I've recently become a 'Training Minister' on STETS, a local training course for church leaders in the CofE, Methodists and elsewhere. I've been impressed by their course structure - the academic is integrated with personal spiritual disciplines and growth in character. All three are addressed together. This is a million miles from the segmentation of my own training in the 1990s, where character and holiness issues were hardly ever addressed. And guess what? Most of the ministers dropping out of parish life, year in year out, are doing so not because they can't do the job, but because of character and personal issues.

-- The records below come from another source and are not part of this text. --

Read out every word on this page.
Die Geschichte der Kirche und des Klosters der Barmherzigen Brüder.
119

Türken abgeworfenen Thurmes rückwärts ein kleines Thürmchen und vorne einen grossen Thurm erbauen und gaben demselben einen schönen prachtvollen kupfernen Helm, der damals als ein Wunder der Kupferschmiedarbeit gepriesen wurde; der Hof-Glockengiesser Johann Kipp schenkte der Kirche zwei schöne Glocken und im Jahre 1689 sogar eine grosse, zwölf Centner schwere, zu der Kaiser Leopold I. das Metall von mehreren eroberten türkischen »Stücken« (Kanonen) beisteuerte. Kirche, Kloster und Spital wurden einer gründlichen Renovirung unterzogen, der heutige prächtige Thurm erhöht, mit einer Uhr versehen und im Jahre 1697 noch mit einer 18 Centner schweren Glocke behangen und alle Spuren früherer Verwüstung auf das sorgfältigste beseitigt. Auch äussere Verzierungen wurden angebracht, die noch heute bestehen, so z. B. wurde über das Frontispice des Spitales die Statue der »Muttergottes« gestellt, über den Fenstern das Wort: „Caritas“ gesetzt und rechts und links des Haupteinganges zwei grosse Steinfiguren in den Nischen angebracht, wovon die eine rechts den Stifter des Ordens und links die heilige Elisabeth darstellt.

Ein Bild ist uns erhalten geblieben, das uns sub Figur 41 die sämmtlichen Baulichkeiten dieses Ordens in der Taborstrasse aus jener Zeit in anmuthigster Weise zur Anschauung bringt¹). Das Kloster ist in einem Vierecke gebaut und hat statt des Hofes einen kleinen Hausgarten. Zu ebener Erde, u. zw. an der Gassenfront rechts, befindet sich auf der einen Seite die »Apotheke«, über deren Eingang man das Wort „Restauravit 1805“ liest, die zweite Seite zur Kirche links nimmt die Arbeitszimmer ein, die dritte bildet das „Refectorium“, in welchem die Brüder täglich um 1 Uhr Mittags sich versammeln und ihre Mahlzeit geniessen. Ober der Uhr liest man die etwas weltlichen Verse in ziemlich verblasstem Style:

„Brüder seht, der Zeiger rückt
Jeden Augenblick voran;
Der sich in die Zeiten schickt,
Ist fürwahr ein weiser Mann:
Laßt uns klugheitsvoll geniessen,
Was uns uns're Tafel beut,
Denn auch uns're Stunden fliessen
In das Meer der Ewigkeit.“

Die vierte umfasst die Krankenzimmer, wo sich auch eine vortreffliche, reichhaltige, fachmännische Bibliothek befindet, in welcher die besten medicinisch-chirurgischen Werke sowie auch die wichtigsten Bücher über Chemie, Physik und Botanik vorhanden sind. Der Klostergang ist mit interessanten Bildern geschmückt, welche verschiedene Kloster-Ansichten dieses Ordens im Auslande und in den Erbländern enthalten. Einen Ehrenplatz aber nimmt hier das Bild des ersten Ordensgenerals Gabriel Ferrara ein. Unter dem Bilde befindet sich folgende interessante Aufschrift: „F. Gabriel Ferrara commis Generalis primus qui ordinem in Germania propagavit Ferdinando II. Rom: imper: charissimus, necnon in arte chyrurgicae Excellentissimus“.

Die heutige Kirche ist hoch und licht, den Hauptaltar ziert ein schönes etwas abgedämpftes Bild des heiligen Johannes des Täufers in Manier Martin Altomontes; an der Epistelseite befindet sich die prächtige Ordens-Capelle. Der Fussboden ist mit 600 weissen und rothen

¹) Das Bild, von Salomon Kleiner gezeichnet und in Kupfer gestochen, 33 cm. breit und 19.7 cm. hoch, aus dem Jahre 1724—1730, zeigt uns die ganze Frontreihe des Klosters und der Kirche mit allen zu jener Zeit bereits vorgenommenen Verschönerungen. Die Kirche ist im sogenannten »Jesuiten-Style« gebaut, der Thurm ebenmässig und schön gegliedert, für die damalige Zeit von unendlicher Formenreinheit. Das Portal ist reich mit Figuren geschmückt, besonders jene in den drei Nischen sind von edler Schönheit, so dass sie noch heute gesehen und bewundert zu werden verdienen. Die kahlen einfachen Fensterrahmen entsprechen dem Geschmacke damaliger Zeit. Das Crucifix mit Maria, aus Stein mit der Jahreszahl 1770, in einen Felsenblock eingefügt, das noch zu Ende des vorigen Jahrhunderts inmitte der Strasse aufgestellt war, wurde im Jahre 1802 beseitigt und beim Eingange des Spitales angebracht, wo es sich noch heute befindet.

One other thought: as a political football education is now much bigger than it was, as successive governments have tried to wrestle children from their parents at an earlier and earlier age. This is partly to get parents back into the job market, and partly to offer a better environment for growing up than some of the more troubled homes. Parenting is being progressively nationalised. But children still go home at the end of the day, and parents are still the prime educators. There shouldn't be a rigid division of labour between home and school (facts at school, character at home), but it's hard to build a partnership approach without a shared public ethos of what a good life and a whole person actually looks like.
I am the friend who used the acronyms in exams. Another friend would spend 40 hours revising for one exam, but would get bad marks (in essays he got high 2is or firsts). I helped him with technique, and his marks soared back to this level.
ReplyDeleteI was so disgusted with how much exams depend on technique and memory rather than understanding that I wrote an article about it for the college magazine at the time. I now teach theology, and ensure that no assessment is done by exam.
I should point out (in defence of my theological college) that most of the assessment there was through extended essays or other assessment techniques.
Interesting final comment regarding joint approach - school/parents. My wife is currently working in a school where a seven year old has been excluded for the third/fourth time in the past twelve months and, in this week's one, was noted running round town with no obvious adult with him. And, Wednesday saw me at a school, at the invitation of local vicar, helping them devise a strategy to enable the breakfast club to continue because many parents won't pay the 40p charge yet if kids are barred for non-payment they have no breakfast.